For instance, the seminarian, Paul Blashcko writes of his experience during the period from 2008-2010:
'I recall the day when the first-year seminarians, or “new men” as we were called, gathered in the seminary’s spacious basement to attend a workshop on sexual ethics titled “Freedom and Victory.” The workshop was run by a psychologist from something called the Theology of the Body Training and Healing Center, together with a blind priest who, we were told during his introduction, had witnessed at least one eucharistic miracle and had had extensive experience with exorcisms. The breakout sessions had titles like “Masturbation: Is it Healthy? Is it Holy?” (you can guess the answer to both questions); and at various points throughout the workshop we were invited to approach the microphone and share stories of sexual pain and healing—“if you feel called by the spirit to do so”—with the sixty or so priests and other seminarians in the room.

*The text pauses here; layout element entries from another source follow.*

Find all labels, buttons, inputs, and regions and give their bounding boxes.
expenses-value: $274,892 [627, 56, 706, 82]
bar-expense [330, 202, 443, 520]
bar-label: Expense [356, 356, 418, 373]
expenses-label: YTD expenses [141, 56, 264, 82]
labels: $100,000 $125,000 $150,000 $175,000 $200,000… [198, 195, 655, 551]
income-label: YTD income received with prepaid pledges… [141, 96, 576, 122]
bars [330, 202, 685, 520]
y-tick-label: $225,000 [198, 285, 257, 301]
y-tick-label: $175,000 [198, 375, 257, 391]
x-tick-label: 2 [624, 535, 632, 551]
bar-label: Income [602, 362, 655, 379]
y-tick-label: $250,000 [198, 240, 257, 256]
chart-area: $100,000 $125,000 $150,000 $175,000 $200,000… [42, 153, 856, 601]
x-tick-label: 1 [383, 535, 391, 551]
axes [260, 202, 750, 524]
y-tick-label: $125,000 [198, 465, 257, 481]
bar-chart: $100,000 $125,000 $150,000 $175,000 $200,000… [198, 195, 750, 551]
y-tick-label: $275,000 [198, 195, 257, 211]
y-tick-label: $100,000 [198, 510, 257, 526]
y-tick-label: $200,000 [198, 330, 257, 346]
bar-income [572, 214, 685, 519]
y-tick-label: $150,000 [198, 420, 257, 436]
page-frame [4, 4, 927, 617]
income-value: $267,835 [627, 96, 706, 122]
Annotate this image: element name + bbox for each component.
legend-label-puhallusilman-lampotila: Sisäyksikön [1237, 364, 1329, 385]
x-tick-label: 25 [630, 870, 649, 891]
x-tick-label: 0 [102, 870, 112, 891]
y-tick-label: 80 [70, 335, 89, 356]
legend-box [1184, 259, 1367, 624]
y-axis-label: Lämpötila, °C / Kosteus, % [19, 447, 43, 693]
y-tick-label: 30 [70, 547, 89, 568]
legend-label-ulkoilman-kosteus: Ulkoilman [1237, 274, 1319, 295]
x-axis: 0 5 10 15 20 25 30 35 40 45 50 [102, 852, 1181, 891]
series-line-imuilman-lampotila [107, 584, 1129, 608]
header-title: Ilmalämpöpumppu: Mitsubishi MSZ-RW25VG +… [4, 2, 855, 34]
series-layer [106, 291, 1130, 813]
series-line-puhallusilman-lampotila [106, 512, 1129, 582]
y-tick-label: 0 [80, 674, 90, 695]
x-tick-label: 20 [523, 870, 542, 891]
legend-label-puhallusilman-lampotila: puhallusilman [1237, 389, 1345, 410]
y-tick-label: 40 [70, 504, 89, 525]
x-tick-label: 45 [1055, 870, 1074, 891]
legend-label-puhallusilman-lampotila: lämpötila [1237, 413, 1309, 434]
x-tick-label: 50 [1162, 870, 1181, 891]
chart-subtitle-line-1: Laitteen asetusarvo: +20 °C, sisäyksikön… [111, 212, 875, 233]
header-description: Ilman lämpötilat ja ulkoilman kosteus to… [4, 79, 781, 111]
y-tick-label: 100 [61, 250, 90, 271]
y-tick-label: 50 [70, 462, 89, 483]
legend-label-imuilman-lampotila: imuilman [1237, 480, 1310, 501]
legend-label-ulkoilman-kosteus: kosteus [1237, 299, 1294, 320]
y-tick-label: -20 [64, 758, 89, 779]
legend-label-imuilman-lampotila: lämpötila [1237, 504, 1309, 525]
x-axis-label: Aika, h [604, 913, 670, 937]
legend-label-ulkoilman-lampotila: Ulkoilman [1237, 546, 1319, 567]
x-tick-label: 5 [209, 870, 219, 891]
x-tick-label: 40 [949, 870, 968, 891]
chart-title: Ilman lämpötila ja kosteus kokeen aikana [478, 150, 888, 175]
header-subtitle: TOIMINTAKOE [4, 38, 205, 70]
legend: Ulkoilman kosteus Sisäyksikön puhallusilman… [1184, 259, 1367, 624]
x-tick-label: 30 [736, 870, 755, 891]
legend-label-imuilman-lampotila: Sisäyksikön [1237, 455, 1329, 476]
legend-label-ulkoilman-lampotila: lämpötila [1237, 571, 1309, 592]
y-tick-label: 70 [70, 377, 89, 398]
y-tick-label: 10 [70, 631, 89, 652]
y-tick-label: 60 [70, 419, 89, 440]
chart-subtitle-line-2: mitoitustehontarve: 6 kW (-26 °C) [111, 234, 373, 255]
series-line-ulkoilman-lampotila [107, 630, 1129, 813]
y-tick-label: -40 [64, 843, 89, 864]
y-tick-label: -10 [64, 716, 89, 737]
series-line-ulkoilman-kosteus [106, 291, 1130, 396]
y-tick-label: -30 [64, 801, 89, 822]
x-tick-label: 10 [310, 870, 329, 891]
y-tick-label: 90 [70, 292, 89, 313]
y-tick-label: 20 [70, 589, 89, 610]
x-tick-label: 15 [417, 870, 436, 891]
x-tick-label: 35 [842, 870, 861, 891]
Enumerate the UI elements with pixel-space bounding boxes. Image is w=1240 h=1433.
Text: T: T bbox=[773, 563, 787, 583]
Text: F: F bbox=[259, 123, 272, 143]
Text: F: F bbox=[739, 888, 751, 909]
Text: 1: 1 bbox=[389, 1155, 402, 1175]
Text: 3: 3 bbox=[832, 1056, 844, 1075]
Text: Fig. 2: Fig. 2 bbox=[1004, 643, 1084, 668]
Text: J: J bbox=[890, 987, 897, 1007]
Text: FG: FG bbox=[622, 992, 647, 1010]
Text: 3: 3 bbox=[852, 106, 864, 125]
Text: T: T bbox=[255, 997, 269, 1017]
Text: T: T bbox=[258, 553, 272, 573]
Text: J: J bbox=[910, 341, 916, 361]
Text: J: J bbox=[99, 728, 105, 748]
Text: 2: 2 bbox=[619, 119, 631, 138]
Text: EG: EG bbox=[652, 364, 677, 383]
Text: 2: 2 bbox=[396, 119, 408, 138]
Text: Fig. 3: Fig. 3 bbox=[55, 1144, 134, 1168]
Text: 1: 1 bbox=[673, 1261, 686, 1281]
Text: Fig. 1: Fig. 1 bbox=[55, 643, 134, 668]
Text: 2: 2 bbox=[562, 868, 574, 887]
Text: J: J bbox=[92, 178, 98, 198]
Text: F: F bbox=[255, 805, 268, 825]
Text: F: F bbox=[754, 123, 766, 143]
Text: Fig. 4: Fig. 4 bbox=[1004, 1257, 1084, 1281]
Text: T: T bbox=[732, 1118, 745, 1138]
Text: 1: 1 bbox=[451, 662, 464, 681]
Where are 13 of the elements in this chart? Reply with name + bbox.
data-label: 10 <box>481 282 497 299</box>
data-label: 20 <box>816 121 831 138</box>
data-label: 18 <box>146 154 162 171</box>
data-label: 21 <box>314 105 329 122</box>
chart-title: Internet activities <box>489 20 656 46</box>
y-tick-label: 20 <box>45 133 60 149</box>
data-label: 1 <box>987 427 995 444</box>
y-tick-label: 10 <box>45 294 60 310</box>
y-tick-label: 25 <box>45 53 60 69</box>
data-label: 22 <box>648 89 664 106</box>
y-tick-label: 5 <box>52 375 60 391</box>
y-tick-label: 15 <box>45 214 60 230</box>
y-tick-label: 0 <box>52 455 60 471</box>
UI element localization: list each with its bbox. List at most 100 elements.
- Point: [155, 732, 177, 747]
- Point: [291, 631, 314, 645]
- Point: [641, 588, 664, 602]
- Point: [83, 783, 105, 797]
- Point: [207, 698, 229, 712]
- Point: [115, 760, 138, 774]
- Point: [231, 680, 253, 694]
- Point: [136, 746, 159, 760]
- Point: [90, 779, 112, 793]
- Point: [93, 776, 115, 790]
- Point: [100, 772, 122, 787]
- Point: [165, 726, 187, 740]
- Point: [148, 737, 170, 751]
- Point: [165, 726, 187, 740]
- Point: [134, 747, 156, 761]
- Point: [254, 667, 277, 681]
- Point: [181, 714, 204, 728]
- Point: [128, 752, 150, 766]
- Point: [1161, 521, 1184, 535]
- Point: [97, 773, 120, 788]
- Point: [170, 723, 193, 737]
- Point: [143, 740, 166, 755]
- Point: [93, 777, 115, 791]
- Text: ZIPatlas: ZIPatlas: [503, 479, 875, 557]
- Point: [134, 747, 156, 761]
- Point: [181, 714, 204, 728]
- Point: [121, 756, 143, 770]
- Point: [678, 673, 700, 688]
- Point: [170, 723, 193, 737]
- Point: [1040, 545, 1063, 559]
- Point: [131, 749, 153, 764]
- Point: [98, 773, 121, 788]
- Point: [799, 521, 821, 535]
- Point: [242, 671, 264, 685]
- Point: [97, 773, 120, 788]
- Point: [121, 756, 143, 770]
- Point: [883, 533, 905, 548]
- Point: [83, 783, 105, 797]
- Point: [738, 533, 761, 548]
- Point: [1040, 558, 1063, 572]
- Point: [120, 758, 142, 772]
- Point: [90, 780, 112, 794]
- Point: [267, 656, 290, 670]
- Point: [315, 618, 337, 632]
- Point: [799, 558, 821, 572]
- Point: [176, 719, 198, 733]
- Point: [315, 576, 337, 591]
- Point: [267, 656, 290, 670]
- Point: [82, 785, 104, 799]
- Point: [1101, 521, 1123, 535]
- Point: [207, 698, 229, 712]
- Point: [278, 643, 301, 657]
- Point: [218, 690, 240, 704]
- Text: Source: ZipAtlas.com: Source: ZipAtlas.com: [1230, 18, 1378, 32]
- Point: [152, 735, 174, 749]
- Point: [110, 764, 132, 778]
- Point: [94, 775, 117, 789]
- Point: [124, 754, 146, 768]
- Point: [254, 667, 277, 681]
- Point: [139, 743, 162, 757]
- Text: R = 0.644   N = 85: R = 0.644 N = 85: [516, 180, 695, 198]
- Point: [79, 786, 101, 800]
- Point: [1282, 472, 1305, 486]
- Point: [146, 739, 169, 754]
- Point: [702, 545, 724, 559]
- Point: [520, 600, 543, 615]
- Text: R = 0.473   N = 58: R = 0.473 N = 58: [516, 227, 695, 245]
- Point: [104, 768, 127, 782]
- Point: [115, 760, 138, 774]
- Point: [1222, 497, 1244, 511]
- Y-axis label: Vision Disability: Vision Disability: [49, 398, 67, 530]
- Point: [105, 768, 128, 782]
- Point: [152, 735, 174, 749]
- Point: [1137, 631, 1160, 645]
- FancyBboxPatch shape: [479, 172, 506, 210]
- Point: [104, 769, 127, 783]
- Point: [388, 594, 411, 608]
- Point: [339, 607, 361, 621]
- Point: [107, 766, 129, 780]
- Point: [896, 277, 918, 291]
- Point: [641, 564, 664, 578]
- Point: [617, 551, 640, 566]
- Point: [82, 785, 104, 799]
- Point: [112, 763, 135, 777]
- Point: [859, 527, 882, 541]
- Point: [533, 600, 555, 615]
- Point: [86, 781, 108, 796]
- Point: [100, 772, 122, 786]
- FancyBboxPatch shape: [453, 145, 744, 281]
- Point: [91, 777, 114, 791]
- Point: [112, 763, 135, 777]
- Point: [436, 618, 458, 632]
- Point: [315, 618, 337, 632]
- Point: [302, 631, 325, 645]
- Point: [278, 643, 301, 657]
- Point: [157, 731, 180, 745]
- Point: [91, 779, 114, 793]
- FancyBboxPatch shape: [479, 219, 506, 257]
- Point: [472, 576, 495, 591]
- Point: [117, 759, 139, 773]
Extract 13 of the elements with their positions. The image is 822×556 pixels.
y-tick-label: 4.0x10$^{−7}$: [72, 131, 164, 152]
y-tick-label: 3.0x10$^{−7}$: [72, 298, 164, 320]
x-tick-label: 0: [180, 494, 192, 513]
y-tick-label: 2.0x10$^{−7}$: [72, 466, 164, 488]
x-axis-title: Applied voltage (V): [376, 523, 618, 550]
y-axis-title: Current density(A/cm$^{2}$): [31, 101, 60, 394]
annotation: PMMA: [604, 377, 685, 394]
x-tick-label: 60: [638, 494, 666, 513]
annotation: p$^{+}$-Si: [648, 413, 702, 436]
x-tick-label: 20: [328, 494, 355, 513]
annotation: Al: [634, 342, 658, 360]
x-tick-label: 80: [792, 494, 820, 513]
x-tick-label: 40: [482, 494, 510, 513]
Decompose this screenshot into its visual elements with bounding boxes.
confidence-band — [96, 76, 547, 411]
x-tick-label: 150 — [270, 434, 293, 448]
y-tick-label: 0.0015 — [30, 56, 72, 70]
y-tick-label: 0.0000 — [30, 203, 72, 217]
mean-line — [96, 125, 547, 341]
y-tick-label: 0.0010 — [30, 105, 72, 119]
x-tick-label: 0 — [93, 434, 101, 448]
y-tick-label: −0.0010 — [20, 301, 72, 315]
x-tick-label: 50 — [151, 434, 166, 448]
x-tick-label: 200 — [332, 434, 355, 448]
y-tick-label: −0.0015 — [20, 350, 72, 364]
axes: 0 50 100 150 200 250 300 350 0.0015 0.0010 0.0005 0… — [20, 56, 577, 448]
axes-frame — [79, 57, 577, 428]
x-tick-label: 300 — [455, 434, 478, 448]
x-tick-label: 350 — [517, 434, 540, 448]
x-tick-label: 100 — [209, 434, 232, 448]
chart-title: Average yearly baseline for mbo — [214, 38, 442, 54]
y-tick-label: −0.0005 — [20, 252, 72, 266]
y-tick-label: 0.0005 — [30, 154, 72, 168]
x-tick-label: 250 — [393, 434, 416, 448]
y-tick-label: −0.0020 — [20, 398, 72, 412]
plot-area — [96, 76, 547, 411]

The whole thing felt more than a little strange to me, and for the most part I kept my head down, pretending to take notes in the workbook that had been provided. The strangeness culminated with a workshop session devoted to reenacting the “spiritual warfare” that goes on when a young man watches pornography. Each of us was given a nametag with the name of a demon on it. These demons, we were told, were the principalities most closely associated with sexual temptation. We were then gathered around the chosen man and told to hiss and curse at him, trying to entice him to “watch pornography” and “masturbate.” Afterwards, the priest came around with a coffee tin, collecting the nametags—he had to burn them, he told us, while reciting prayers of exorcism. Demonic influence wasn’t something to take lightly.'
For those of you who might be inclined to disregard what the author is reporting, I remember the incident with the seminarian looking for sex online. If I recall correctly, either that incident or another was actually discovered by the University of Saint Thomas, not the seminary, because the seminarian's search items were identified as problematic and reported by the University's IT service, not the seminary's.